I don’t expect this blog to hold together very well, because it is just reflections. Here goes.
Assembly of God
When I visited Belize I went to the Central Assembly of God with Sam and Becky Barber and their children. Worship begins somewhere around 10:00 am with singing which lasts about 45 minutes. There is a large praise band of maybe 7 or 8 instrumentalists and singers; the music is loud and there is lots of clapping. Scripture and prayer are important. There is always a time for attenders to approach the altar for special prayer. The sermon is longer than I like and the service is over about 12:00 most days although that’s not important. The meeting is mildly pentecostal in the sense that there is a good bit of hand waving and “amen-ing.” I have not been there when there was speaking in tongues but I have heard the pastor speak strongly of it. In the times I have been there, attendance has been in the 150-200 range. Central Assembly has a Sunday School, youth group, and other activities. There are lots of families and children.

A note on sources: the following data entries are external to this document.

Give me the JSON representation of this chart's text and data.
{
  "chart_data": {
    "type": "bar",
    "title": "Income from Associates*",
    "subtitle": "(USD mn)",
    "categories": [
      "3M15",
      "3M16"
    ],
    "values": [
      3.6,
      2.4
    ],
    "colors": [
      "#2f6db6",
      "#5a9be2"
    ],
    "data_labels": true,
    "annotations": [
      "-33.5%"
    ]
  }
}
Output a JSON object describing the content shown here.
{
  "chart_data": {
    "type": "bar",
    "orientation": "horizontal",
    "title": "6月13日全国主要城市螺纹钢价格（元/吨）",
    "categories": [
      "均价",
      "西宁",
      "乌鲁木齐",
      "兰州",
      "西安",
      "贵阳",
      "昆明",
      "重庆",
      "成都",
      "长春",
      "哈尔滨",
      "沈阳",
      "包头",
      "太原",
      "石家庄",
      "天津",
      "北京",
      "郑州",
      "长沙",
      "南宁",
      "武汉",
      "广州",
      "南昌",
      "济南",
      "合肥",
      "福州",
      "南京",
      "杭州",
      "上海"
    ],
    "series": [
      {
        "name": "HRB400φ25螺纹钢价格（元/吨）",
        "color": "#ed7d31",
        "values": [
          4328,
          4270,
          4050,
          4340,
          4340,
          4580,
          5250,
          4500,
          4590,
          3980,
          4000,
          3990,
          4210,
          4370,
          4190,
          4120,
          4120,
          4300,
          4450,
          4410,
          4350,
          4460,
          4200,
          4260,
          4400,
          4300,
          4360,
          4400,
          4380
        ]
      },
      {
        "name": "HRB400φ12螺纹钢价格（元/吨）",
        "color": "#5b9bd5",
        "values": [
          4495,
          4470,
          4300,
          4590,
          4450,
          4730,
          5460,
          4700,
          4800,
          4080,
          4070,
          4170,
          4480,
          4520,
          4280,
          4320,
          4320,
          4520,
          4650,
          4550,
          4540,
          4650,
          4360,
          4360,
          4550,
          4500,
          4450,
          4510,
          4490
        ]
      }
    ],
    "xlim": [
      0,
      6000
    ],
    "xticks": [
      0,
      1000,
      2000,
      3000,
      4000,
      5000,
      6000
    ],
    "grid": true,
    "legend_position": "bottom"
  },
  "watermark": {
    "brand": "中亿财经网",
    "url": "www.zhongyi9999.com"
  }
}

Since I’ve come to Belize I have been attending St. Andrews Presbyterian. This is the church where Sadie Vernon was the organist back when she first invited Quakers to be involved in the school here. It has been the informal home of the Quakers since that time and I get to see Mike and Kay Cain every Sunday. Worship begins somewhere around 10:00 am and lasts somewhere around an hour. Mike Cain runs the sound board and projection system and we sing to praise hymns projected on the screen. There is no other accompaniment to the songs. The order of worship is typical mainstream protestant. Ernest is the Belizean pastor whose Creole is so heavy that I almost cannot understand him. I do a lot of meditation when he is preaching. Mike is from the States on assignment in Belize to help with leadership training in all the Presbyterian churches in Belize (7, I think). When Mike preaches I can understand the words. The sermon is longer than I like and we have been “preaching our way through 1st Peter.” Theology plays a large role in the sermon, practical application not so much. There is no Sunday School. There is a midweek prayer meeting which I have not attended. I have been to worship when there were as few as 20 in attendance. Children sometimes come from a local orphanage. When that happens there are 20-30 more in attendance. Last week the children were there and the total attendance was around 60, the largest it has been since August.
Latter Day Saints
On the plane ride back from Christmas, I sat next to Mr Joel Munoz. We got into a rather extended conversation and I had chance to tell him about the school. He had some good questions and I took his phone number. Of course I lost the phone number, but he had said that he was a Mormon and I had asked where he worshiped so today I rode my bicycle down on Orange Street and went to the Mormon Church. I noticed as I walked in that there were busy classrooms, Sunday School was happening. There were several young white male missionaries present who were extremely friendly and we had some good conversation. Joel Munoz showed up and sat with me. Worship started at 10:00 and was over by 11:00. There was a pianist and a single song leader; we sang songs from a hymnal. The physical sacrament of communion was served; the bread was bread and the wine was water. There was reading from the Bible and from the Book of Mormon. The sermon was short and to the point. The meeting was quite formal. Proper attire for men was obviously dark pants, white shirt and tie. There were 120 or so present including children and youth.
Starting “around” 10:00 drives this North American crazy. I know, I know, that’s my problem, not theirs.
Each church was glad to have me come; I have been able to worship.
Each church feels like it has the right answers. At Central Assembly I have heard that in order to be truly Christian, I must speak in tongues. At St. Andrews Presbyterian I have heard that the elders are the ones who have been called, have taken the training, and are the ones to instruct and lead the rest of us. This morning I heard that Joseph Smith was right, God was raising up, through him, a church of latter day Saints. In each instance I smiled inwardly and said to myself, “Whoa, Quaker here, not so fast.”
I’ve been told that the hand waving, loud music, loud preaching, sort of meeting is what we will need to have here if we want people to come. So I’m glad I went to the Mormon church this morning, because it was the antithesis of that and the place was packed to the gills with people of all ages.
It seems to me that every sermon I have heard here has a really good ending about half way through and the rest of the time would have been well spent in open worship.
I’ve become aware that the concept best expressed in the phrase “Jesus Christ is come to teach his people himself” is really quite radical. To believe that God himself can come to each of us and teach us while we wait quietly together, and maybe even grant a message for the assembled body, is really quite unique and powerful. I wonder how many Belizeans would be attracted to such a place.